APÓS DENÚNCIA DE ABILIO
Procuradoria dá preferência à CPI dos Livros Didáticos proposta por Demilson
Muvuca Popular
A Procuradoria-Geral Legislativa da Câmara de Cuiabá concluiu que o requerimento apresentado pelo vereador Demilson Nogueira (PP) para instaurar a CPI dos Livros Didáticos, Materiais Didáticos e Insumos Pedagógicos tem prioridade para ocupar a vaga disponível para uma nova comissão parlamentar de inquérito. A denúncia foi feita pelo prefeito de Cuiabá, Abílio Brunini, de que há suspeitas quanto ao superfaturamento na aquisição de materiais didáticos durante a gestão Amaurí Monge.
Em parecer jurídico, a Procuradoria apontou que, quando a vereadora Maria Avalone (PSDB) protocolou o pedido de desarquivamento de sua proposta, em 8 de julho, ainda não havia vaga para abertura de uma nova CPI, já que cinco comissões funcionavam simultaneamente na Casa, limite previsto pelo Regimento Interno.
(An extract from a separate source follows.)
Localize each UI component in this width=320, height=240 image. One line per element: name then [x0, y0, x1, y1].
A vaga foi aberta somente após o encerramento automático da CPI da Educação, presidida pelo vereador Eduardo Magalhães (Republicanos), que investigava um déficit superior a R$ 131 milhões na Secretaria Municipal de Educação (SME) referente aos exercícios de 2023 e 2024. Como não houve solicitação de prorrogação dos trabalhos, a comissão foi encerrada.
Segundo o parecer, o primeiro requerimento protocolado já com vaga disponível foi o de Demilson Nogueira, apresentado em 9 de julho e assinado por outros 11 vereadores. Já o pedido de Maria Avalone foi feito em momento de impedimento regimental, o que, conforme a Procuradoria, não garante direito de preferência.